NanoActiv HRT is a dispersion of surface-modified silica nanoparticles dispersed in water designed to withstand high salinity. A high-temperature version of nanoActiv HRT is rated to 350 degrees Fahrenheit. The technology is compatible with all frack fluids, Holcomb says, provided the nanoActiv HRT is placed in a fresh water pill and preceded and followed by a small fresh water spacer.

“Because there’s so much surface area in a given volume, you can design the nanoparticles to increase the efficiency of any application. You can optimise not just completions, but also (enhanced oil recovery), remediation, et cetera,” Ahmad says.

NanoActiv HRT has seen a number of deployments for remediation.

“Our laboratory has essentially been the Permian basin, and we have recently started in the Bakken and D-J basins,” Holcomb says.

A deployment in a Niobrara reservoir revealed a “persistence effect” that significantly slows a well’s natural rate of decline.

“We don’t know how long the effect lasts because we only have about two years of data,” Holcomb says.

Some of the first commercial deployments of the nanoparticles were in Texas wells in the Wolfberry formation. In one well, nanoActiv was introduced at the outset, and it flowed almost seven months before the operator put it on a pump to drive up output.
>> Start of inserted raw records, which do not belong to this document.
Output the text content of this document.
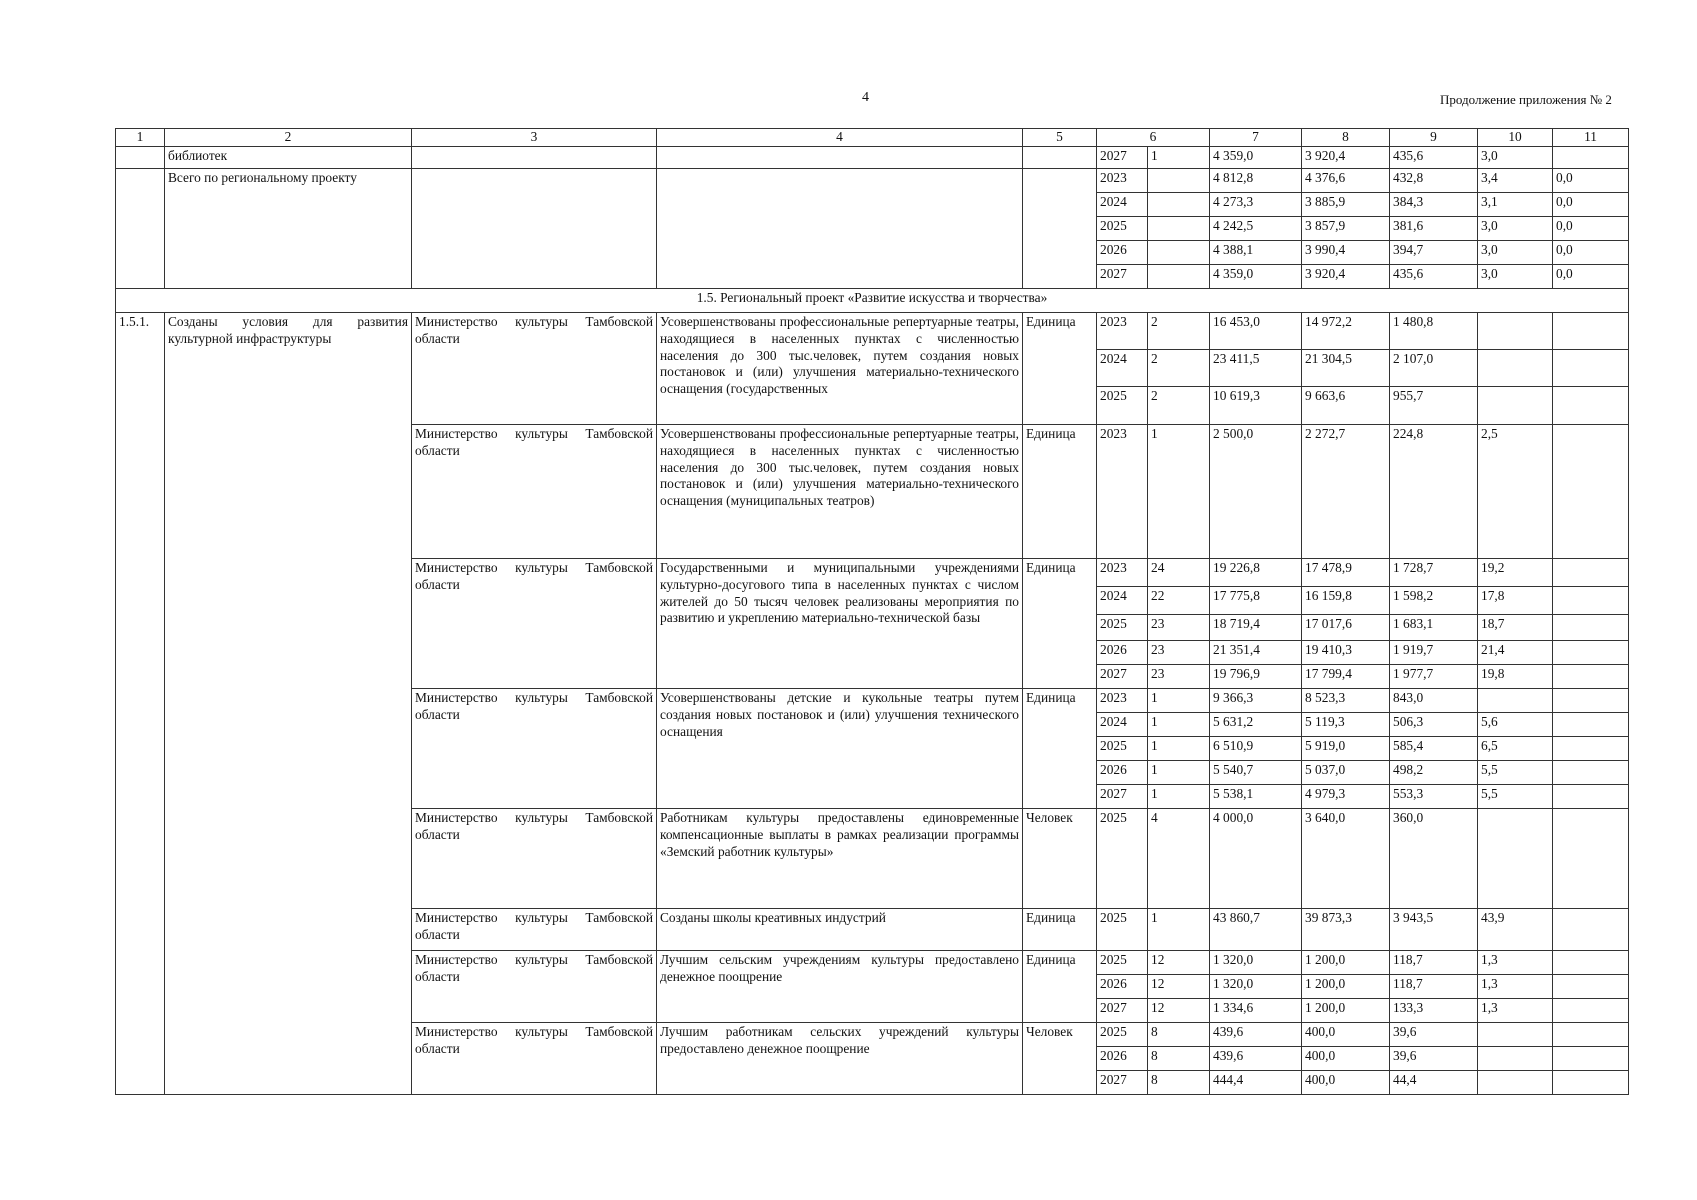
4	Продолжение приложения № 2
1	2	3	4	5	6		7	8	9	10	11
	библиотек				2027	1	4 359,0	3 920,4	435,6	3,0	
	Всего по региональному проекту				2023		4 812,8	4 376,6	432,8	3,4	0,0
					2024		4 273,3	3 885,9	384,3	3,1	0,0
					2025		4 242,5	3 857,9	381,6	3,0	0,0
					2026		4 388,1	3 990,4	394,7	3,0	0,0
					2027		4 359,0	3 920,4	435,6	3,0	0,0
1.5. Региональный проект «Развитие искусства и творчества»											
1.5.1.	Созданы условия для развития культурной инфраструктуры	Министерство культуры Тамбовской области	Усовершенствованы профессиональные репертуарные театры, находящиеся в населенных пунктах с численностью населения до 300 тыс.человек, путем создания новых постановок и (или) улучшения материально-технического оснащения (государственных	Единица	2023	2	16 453,0	14 972,2	1 480,8		
					2024	2	23 411,5	21 304,5	2 107,0		
					2025	2	10 619,3	9 663,6	955,7		
		Министерство культуры Тамбовской области	Усовершенствованы профессиональные репертуарные театры, находящиеся в населенных пунктах с численностью населения до 300 тыс.человек, путем создания новых постановок и (или) улучшения материально-технического оснащения (муниципальных театров)	Единица	2023	1	2 500,0	2 272,7	224,8	2,5	
		Министерство культуры Тамбовской области	Государственными и муниципальными учреждениями культурно-досугового типа в населенных пунктах с числом жителей до 50 тысяч человек реализованы мероприятия по развитию и укреплению материально-технической базы	Единица	2023	24	19 226,8	17 478,9	1 728,7	19,2	
					2024	22	17 775,8	16 159,8	1 598,2	17,8	
					2025	23	18 719,4	17 017,6	1 683,1	18,7	
					2026	23	21 351,4	19 410,3	1 919,7	21,4	
					2027	23	19 796,9	17 799,4	1 977,7	19,8	
		Министерство культуры Тамбовской области	Усовершенствованы детские и кукольные театры путем создания новых постановок и (или) улучшения технического оснащения	Единица	2023	1	9 366,3	8 523,3	843,0		
					2024	1	5 631,2	5 119,3	506,3	5,6	
					2025	1	6 510,9	5 919,0	585,4	6,5	
					2026	1	5 540,7	5 037,0	498,2	5,5	
					2027	1	5 538,1	4 979,3	553,3	5,5	
		Министерство культуры Тамбовской области	Работникам культуры предоставлены единовременные компенсационные выплаты в рамках реализации программы «Земский работник культуры»	Человек	2025	4	4 000,0	3 640,0	360,0		
		Министерство культуры Тамбовской области	Созданы школы креативных индустрий	Единица	2025	1	43 860,7	39 873,3	3 943,5	43,9	
		Министерство культуры Тамбовской области	Лучшим сельским учреждениям культуры предоставлено денежное поощрение	Единица	2025	12	1 320,0	1 200,0	118,7	1,3	
					2026	12	1 320,0	1 200,0	118,7	1,3	
					2027	12	1 334,6	1 200,0	133,3	1,3	
		Министерство культуры Тамбовской области	Лучшим работникам сельских учреждений культуры предоставлено денежное поощрение	Человек	2025	8	439,6	400,0	39,6		
					2026	8	439,6	400,0	39,6		
					2027	8	444,4	400,0	44,4		
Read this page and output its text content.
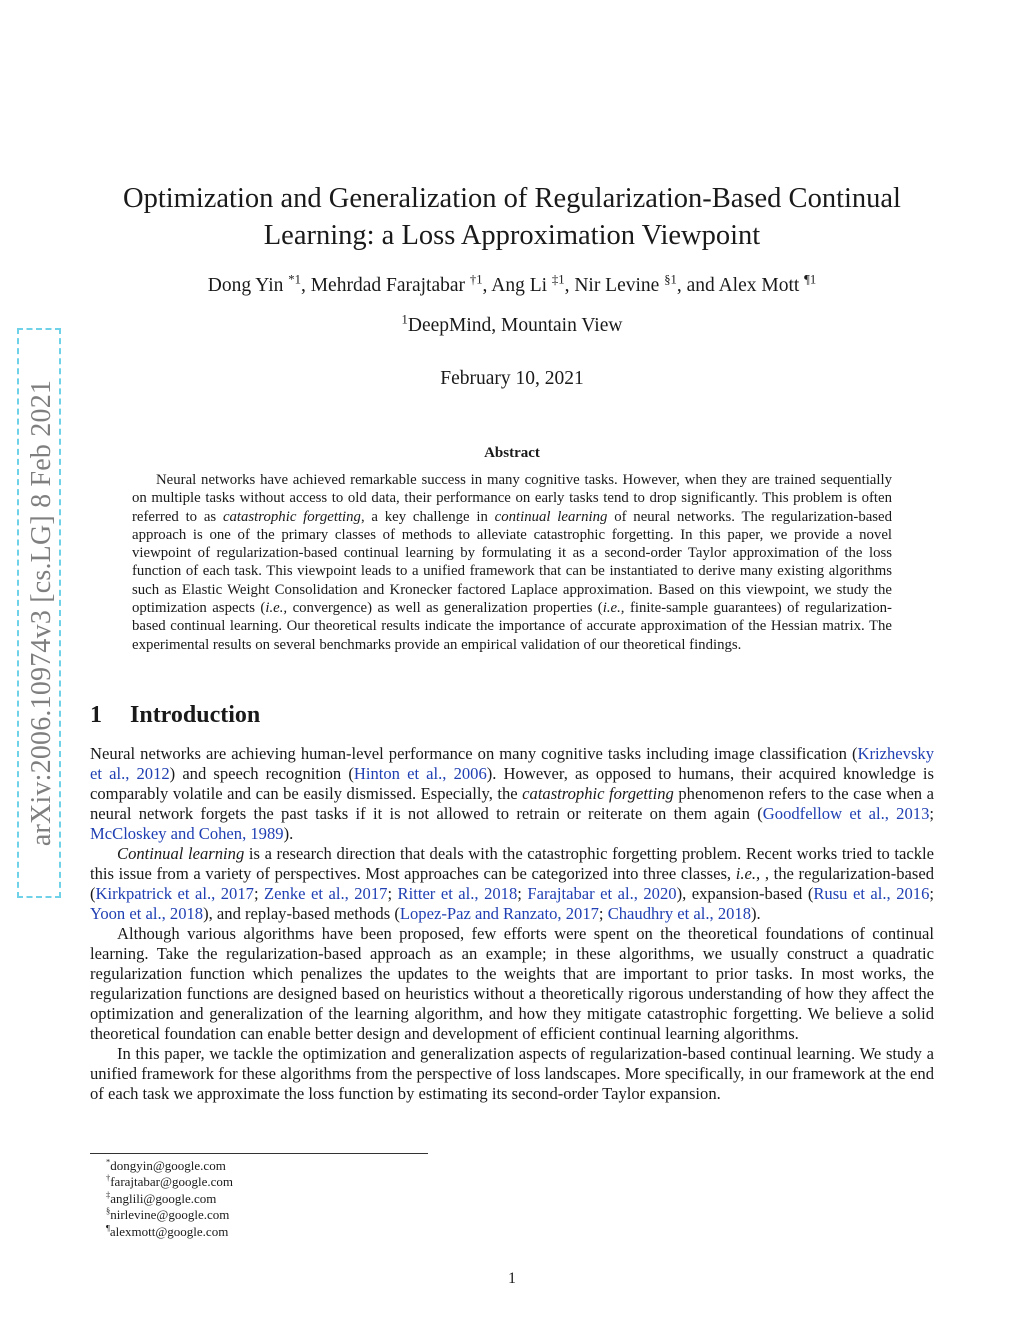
arXiv:2006.10974v3 [cs.LG] 8 Feb 2021
Optimization and Generalization of Regularization-Based Continual
Learning: a Loss Approximation Viewpoint
Dong Yin $^{*1}$, Mehrdad Farajtabar $^{\dagger 1}$, Ang Li $^{\ddagger 1}$, Nir Levine $^{\S 1}$, and Alex Mott $^{\P 1}$
$^1$DeepMind, Mountain View
February 10, 2021
Abstract
Neural networks have achieved remarkable success in many cognitive tasks. However, when they are trained sequentially on multiple tasks without access to old data, their performance on early tasks tend to drop significantly. This problem is often referred to as catastrophic forgetting, a key challenge in continual learning of neural networks. The regularization-based approach is one of the primary classes of methods to alleviate catastrophic forgetting. In this paper, we provide a novel viewpoint of regularization-based continual learning by formulating it as a second-order Taylor approximation of the loss function of each task. This viewpoint leads to a unified framework that can be instantiated to derive many existing algorithms such as Elastic Weight Consolidation and Kronecker factored Laplace approximation. Based on this viewpoint, we study the optimization aspects (i.e., convergence) as well as generalization properties (i.e., finite-sample guarantees) of regularization-based continual learning. Our theoretical results indicate the importance of accurate approximation of the Hessian matrix. The experimental results on several benchmarks provide an empirical validation of our theoretical findings.
1 Introduction

Neural networks are achieving human-level performance on many cognitive tasks including image classification (Krizhevsky et al., 2012) and speech recognition (Hinton et al., 2006). However, as opposed to humans, their acquired knowledge is comparably volatile and can be easily dismissed. Especially, the catastrophic forgetting phenomenon refers to the case when a neural network forgets the past tasks if it is not allowed to retrain or reiterate on them again (Goodfellow et al., 2013; McCloskey and Cohen, 1989).

Continual learning is a research direction that deals with the catastrophic forgetting problem. Recent works tried to tackle this issue from a variety of perspectives. Most approaches can be categorized into three classes, i.e., , the regularization-based (Kirkpatrick et al., 2017; Zenke et al., 2017; Ritter et al., 2018; Farajtabar et al., 2020), expansion-based (Rusu et al., 2016; Yoon et al., 2018), and replay-based methods (Lopez-Paz and Ranzato, 2017; Chaudhry et al., 2018).

Although various algorithms have been proposed, few efforts were spent on the theoretical foundations of continual learning. Take the regularization-based approach as an example; in these algorithms, we usually construct a quadratic regularization function which penalizes the updates to the weights that are important to prior tasks. In most works, the regularization functions are designed based on heuristics without a theoretically rigorous understanding of how they affect the optimization and generalization of the learning algorithm, and how they mitigate catastrophic forgetting. We believe a solid theoretical foundation can enable better design and development of efficient continual learning algorithms.

In this paper, we tackle the optimization and generalization aspects of regularization-based continual learning. We study a unified framework for these algorithms from the perspective of loss landscapes. More specifically, in our framework at the end of each task we approximate the loss function by estimating its second-order Taylor expansion.

*dongyin@google.com
†farajtabar@google.com
‡anglili@google.com
§nirlevine@google.com
¶alexmott@google.com
1
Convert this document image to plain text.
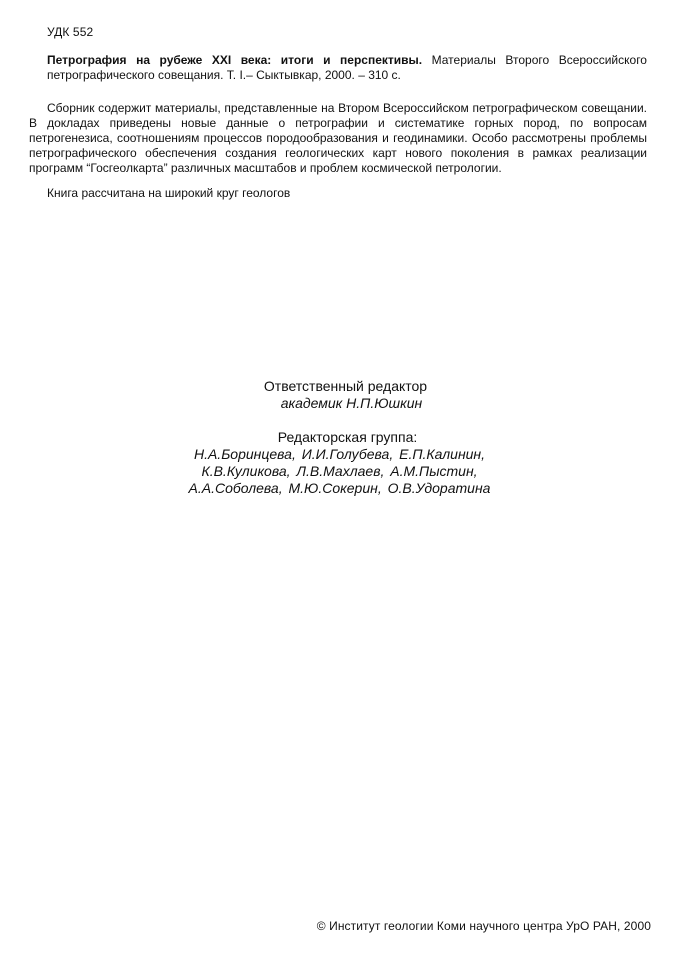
УДК 552
Петрография на рубеже XXI века: итоги и перспективы. Материалы Второго Всероссийского петрографического совещания. Т. I.– Сыктывкар, 2000. – 310 с.

Сборник содержит материалы, представленные на Втором Всероссийском петрографическом совещании. В докладах приведены новые данные о петрографии и систематике горных пород, по вопросам петрогенезиса, соотношениям процессов породообразования и геодинамики. Особо рассмотрены проблемы петрографического обеспечения создания геологических карт нового поколения в рамках реализации программ “Госгеолкарта” различных масштабов и проблем космической петрологии.

Книга рассчитана на широкий круг геологов
Ответственный редактор
академик Н.П.Юшкин
Редакторская группа:
Н.А.Боринцева, И.И.Голубева, Е.П.Калинин,
К.В.Куликова, Л.В.Махлаев, А.М.Пыстин,
А.А.Соболева, М.Ю.Сокерин, О.В.Удоратина
© Институт геологии Коми научного центра УрО РАН, 2000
This well, Holcomb says, reflected a reduced decline curve of only about 39% compared to untreated wells in the field, which showed an average decline curve of 60% decline over an annualized period.

In another Wolfberry well, the operator added an electrical submersible pump to a treated well after three months. After 241 days, this well was performing nearly 225% better than a group of offset wells, Holcomb claims.

“Recent data from horizontal well applications reflects an average of 20% to 30% higher (barrels of oil equivalent) than direct offsets over a one-year period with a typically higher oil cut and/or a lower decline rate,” he says.

As of early October, the technology had been used in more than 48 wells to treat nearly 2000 stages. In one deployment, it was run in a well with 62 stages.

In the future, it may be possible to learn more about why some nanoparticles remain in the reservoir while some flow back to the surface with the produced fluids.

“Such low volumes are required for an effective treatment, so there’s little chance you’d see them,” Ahmad says. “But we want to know more.”